Unternehmen darf Kunden dafür nicht 50 Euro abknöpfen

onlineurteile.de - Der Bundesverband der Verbraucherzentralen (vzbv) beanstandete die Allgemeinen Geschäftsbedingungen (AGB) der Unister GmbH. Sie betreibt im Internet unter anderem das Reiseportal "fluege.de". Dem vzbv ging es um folgende AGB-Klausel: Wenn ein Kunde eine Zahlung schuldete und der Lastschrifteinzug fehlschlug, verlangte die GmbH dafür vom Kunden eine Strafgebühr bis zu 50 Euro.

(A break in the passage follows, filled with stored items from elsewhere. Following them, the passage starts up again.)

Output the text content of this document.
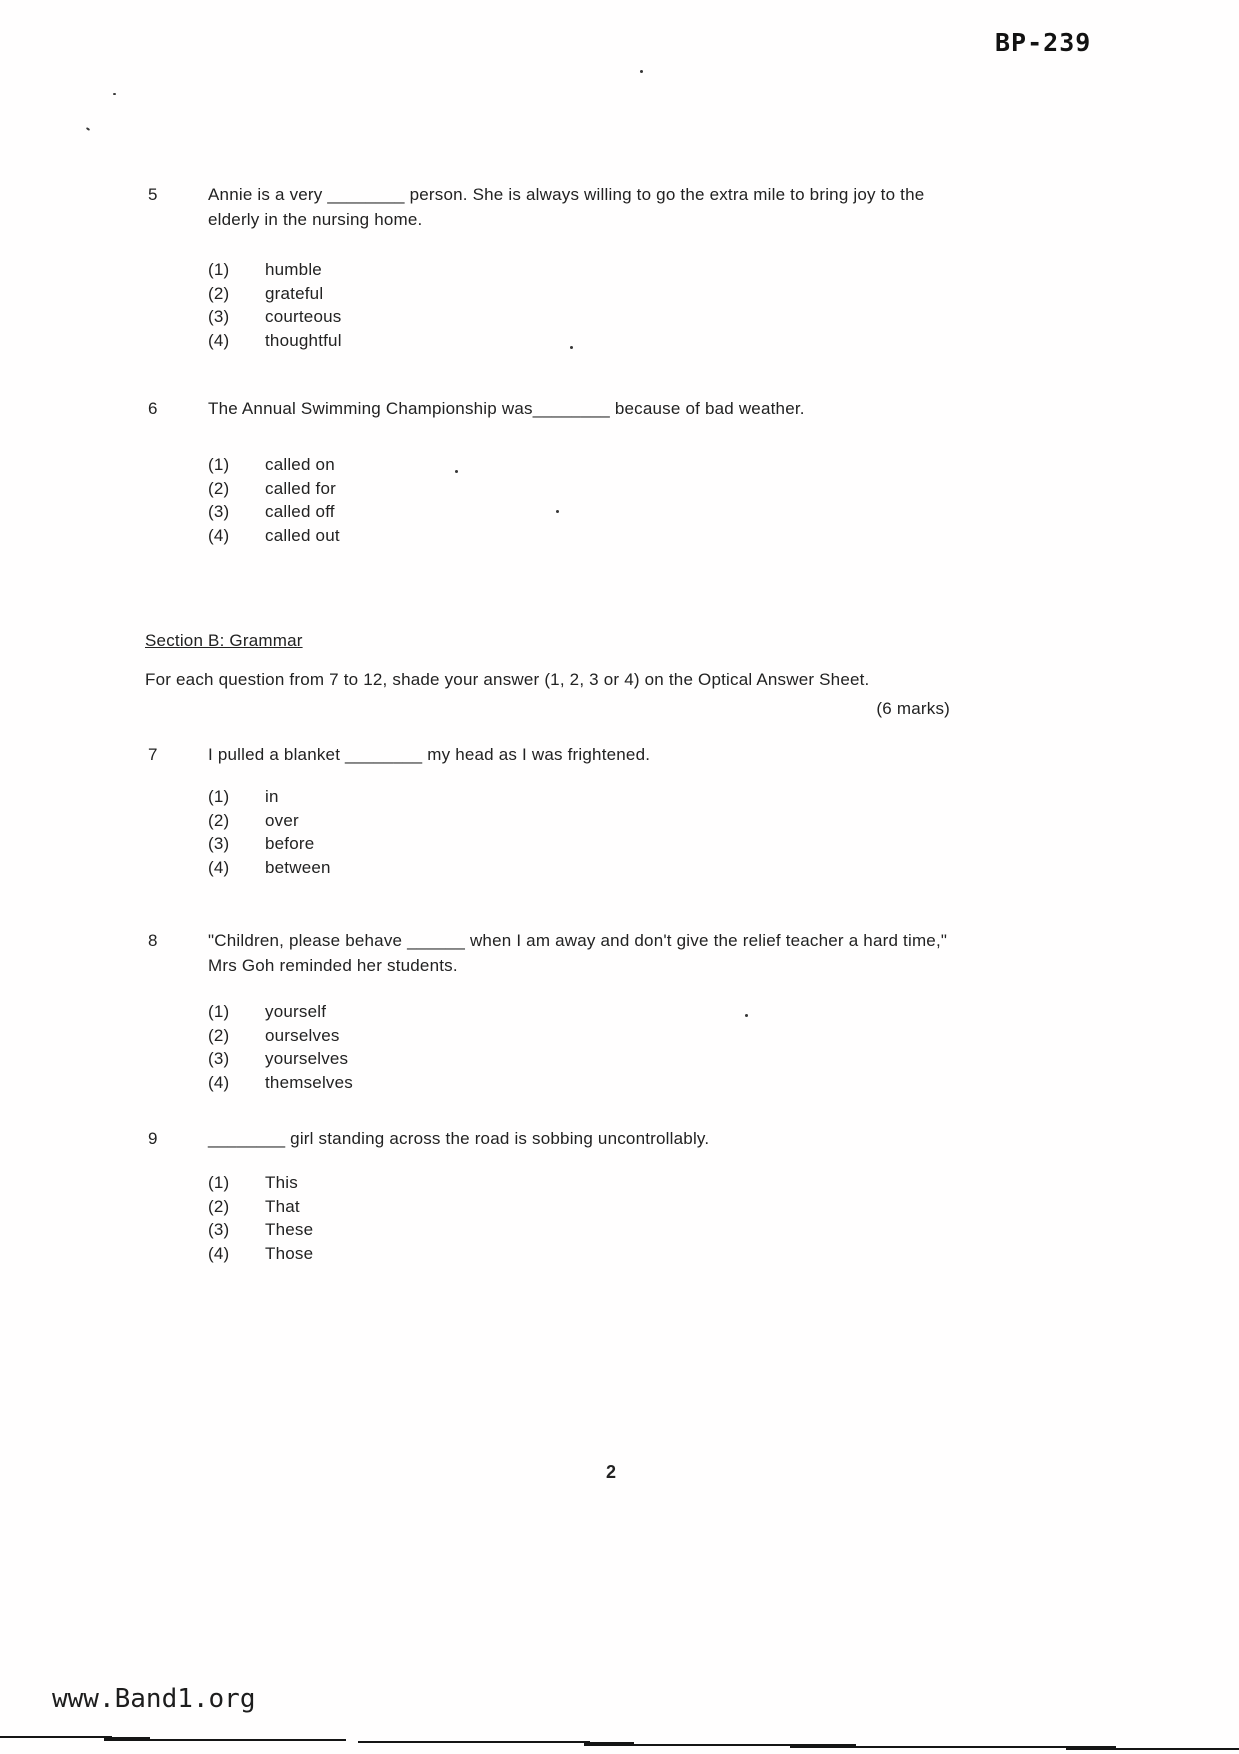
BP-239
5	Annie is a very ________ person. She is always willing to go the extra mile to bring joy to the elderly in the nursing home.
(1)	humble
(2)	grateful
(3)	courteous
(4)	thoughtful
6	The Annual Swimming Championship was________ because of bad weather.
(1)	called on
(2)	called for
(3)	called off
(4)	called out
Section B: Grammar
For each question from 7 to 12, shade your answer (1, 2, 3 or 4) on the Optical Answer Sheet.
(6 marks)
7	I pulled a blanket ________ my head as I was frightened.
(1)	in
(2)	over
(3)	before
(4)	between
8	"Children, please behave ______ when I am away and don't give the relief teacher a hard time," Mrs Goh reminded her students.
(1)	yourself
(2)	ourselves
(3)	yourselves
(4)	themselves
9	________ girl standing across the road is sobbing uncontrollably.
(1)	This
(2)	That
(3)	These
(4)	Those
2
www.Band1.org
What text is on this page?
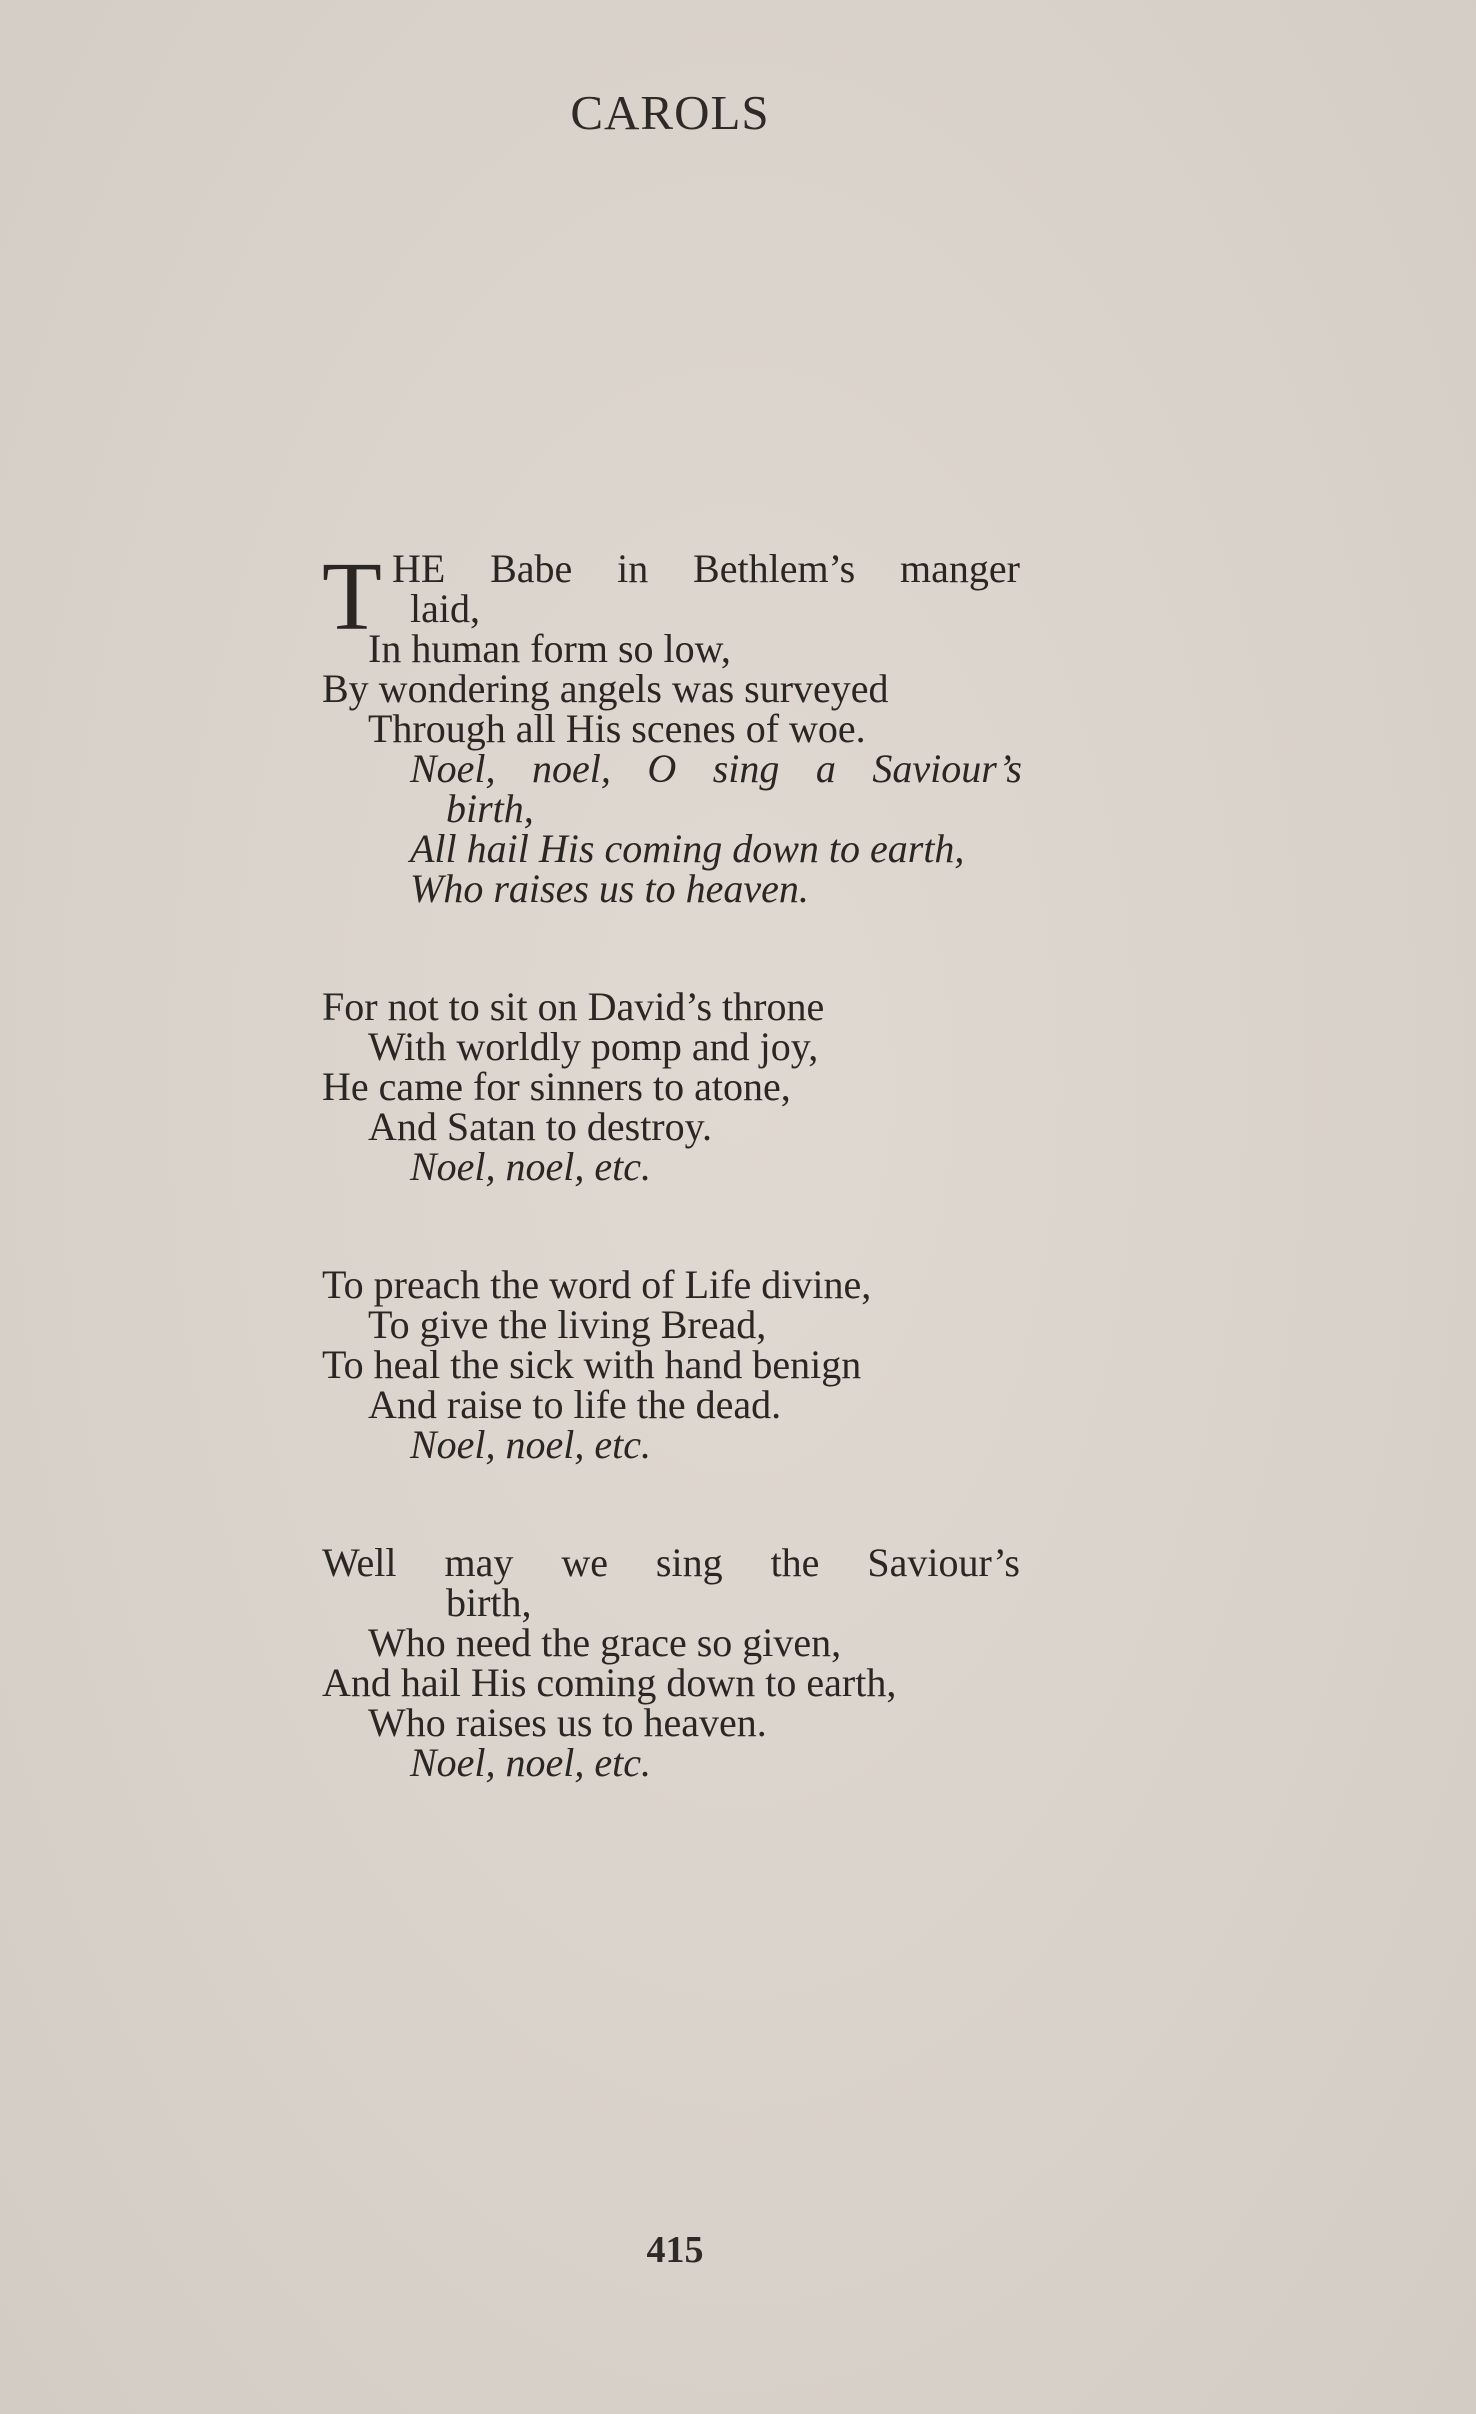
CAROLS
T HE Babe in Bethlem’s manger
laid,
In human form so low,
By wondering angels was surveyed
Through all His scenes of woe.
Noel, noel, O sing a Saviour’s
birth,
All hail His coming down to earth,
Who raises us to heaven.
For not to sit on David’s throne
With worldly pomp and joy,
He came for sinners to atone,
And Satan to destroy.
Noel, noel, etc.
To preach the word of Life divine,
To give the living Bread,
To heal the sick with hand benign
And raise to life the dead.
Noel, noel, etc.
Well may we sing the Saviour’s
birth,
Who need the grace so given,
And hail His coming down to earth,
Who raises us to heaven.
Noel, noel, etc.
415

Dieser Betrag stehe in einem auffälligen Missverhältnis zum Aufwand, der durch einen missglückten Lastschrifteinzug tatsächlich auf das Unternehmen zukomme, kritisierten die Verbraucherschützer. Welche Kosten die Gebühr überhaupt abdecken solle, werde den Kunden nirgends erläutert. Die Regelung sei intransparent. Auf diese Weise könne die GmbH den Kunden letztlich immer 50 Euro abknöpfen.

Die AGB-Klausel sei unzulässig, befand auch das Landgericht Leipzig (08 O 2084/14). Die Gebühr solle immer dann fällig werden, wenn der Einzug vom Kundenkonto scheitere — z.B. weil die angegebene Kontonummer nicht stimme oder weil zu wenig Geld auf dem Konto sei oder weil der Kunde die Zahlung rückgängig mache.

Dafür 50 Euro zu kassieren, sei unverhältnismäßig. Die Pauschale liege weit über dem Schaden, den die GmbH durch eine Rückbuchung erleide. Selbst im schlimmsten Fall müsse das Unternehmen nicht mit Bankgebühren oder Kosten für andere Zahlungsdienstleister in Höhe von 50 Euro rechnen.